Stackdriver / stackdriver-prometheus-sidecar

A sidecar for the Prometheus server that can send metrics to Stackdriver.
https://cloud.google.com/monitoring/kubernetes-engine/prometheus
Apache License 2.0
120 stars 43 forks source link

stackdriver-prometheus-sidecar crash after redeploy pod #217

Open thomasinspectorio opened 4 years ago

thomasinspectorio commented 4 years ago

Hi there, we setup this infra in the google k8s cluster. But when we redeploy the prometheus pod, firstly we got: " evel=info ts=2020-01-19T02:13:53.643Z caller=queue_manager.go:221 component=queue_manager msg="Stopping remote storage..." level=warn ts=2020-01-19T02:13:53.823Z caller=queue_manager.go:534 component=queue_manager msg="Unrecoverable error sending samples to remote storage" err="rpc error: code = InvalidArgument desc = Field timeSeries[0].points[0].interval.end_time had an invalid value of \"2020-01-17T05:12:28.292-08:00\": Data points cannot be written more than 25h10s in the past." level=warn ts=2020-01-19T02:13:53.946Z caller=queue_manager.go:534 component=queue_manager msg="Unrecoverable error sending samples to remote storage" err="rpc error: code = InvalidArgument desc = Field timeSeries[0].points[0].interval.end_time had an invalid value of \"2020-01-17T05:13:28.292-08:00\": Data points cannot be written more than 25h10s in the past." level=info ts=2020-01-19T02:13:53.946Z caller=queue_manager.go:229 component=queue_manager msg="Remote storage stopped." level=error ts=2020-01-19T02:13:53.946Z caller=main.go:598 err="corruption after 2210365440 bytes: unexpected non-zero byte in padded page" level=info ts=2020-01-19T02:13:53.946Z caller=main.go:600 msg="See you next time!" "
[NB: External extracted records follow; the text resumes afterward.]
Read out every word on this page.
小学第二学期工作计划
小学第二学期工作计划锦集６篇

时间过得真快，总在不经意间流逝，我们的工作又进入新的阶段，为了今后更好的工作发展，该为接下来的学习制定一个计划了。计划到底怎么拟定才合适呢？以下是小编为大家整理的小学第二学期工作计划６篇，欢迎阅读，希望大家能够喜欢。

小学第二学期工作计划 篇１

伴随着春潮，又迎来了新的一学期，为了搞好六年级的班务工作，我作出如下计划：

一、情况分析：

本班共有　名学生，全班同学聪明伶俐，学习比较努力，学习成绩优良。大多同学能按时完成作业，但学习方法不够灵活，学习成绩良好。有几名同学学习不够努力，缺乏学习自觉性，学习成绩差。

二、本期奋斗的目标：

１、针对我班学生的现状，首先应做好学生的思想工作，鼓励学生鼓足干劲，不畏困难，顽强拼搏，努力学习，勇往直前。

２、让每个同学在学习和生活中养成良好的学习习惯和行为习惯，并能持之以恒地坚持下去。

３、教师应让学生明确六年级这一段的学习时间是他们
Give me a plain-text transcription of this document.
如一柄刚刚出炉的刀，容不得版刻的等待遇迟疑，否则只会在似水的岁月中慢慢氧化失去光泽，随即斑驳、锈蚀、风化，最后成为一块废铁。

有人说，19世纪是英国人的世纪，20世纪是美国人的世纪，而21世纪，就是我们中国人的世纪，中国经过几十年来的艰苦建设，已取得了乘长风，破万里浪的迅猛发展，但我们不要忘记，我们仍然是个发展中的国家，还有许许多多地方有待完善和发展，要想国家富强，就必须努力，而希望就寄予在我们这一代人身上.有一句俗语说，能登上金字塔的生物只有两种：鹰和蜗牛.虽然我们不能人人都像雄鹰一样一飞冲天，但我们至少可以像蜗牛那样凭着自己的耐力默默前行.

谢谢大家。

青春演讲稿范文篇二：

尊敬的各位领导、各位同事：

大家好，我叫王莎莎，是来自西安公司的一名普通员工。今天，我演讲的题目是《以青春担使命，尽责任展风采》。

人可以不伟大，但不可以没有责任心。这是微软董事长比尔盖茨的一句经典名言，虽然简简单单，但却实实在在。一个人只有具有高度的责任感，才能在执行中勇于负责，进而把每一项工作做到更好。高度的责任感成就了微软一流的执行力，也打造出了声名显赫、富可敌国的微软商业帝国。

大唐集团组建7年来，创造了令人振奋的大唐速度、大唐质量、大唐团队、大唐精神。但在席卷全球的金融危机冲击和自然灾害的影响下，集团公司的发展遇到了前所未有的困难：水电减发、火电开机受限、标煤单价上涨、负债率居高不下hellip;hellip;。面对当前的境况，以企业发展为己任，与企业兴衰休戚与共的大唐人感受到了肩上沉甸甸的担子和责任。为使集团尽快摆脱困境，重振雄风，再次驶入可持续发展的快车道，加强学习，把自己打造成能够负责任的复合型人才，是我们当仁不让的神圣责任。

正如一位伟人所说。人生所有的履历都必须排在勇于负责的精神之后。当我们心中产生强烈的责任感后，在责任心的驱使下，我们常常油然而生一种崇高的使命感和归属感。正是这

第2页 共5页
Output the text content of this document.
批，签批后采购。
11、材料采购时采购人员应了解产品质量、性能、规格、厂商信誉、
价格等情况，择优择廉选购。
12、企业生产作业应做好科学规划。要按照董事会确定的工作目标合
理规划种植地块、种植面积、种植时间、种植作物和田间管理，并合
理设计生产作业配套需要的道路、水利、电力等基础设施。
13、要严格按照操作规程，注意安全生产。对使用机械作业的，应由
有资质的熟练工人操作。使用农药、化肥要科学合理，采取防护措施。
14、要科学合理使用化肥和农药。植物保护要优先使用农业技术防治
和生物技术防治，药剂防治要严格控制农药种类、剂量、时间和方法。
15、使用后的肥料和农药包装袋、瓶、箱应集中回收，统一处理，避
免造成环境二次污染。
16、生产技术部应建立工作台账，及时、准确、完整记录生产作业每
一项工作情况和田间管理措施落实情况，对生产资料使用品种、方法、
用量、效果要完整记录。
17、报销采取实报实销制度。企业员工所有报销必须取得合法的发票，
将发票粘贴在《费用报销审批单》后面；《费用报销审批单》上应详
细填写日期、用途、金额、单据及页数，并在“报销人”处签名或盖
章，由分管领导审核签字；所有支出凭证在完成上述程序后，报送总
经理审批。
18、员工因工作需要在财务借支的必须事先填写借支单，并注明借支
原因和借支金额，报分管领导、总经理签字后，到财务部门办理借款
And then, after container was auto-restarted, it complains as: level=info ts=2020-01-19T02:18:06.189Z caller=queue_manager.go:229 component=queue_manager msg="Remote storage stopped." level=error ts=2020-01-19T02:18:06.189Z caller=main.go:598 err="corruption after 798916608 bytes: read first header byte: open next segment: next segment 3254 too high, expected 3258" level=info ts=2020-01-19T02:18:06.189Z caller=main.go:600 msg="See you next time!"

Could you explain this, and how we can recover this manually, thank you!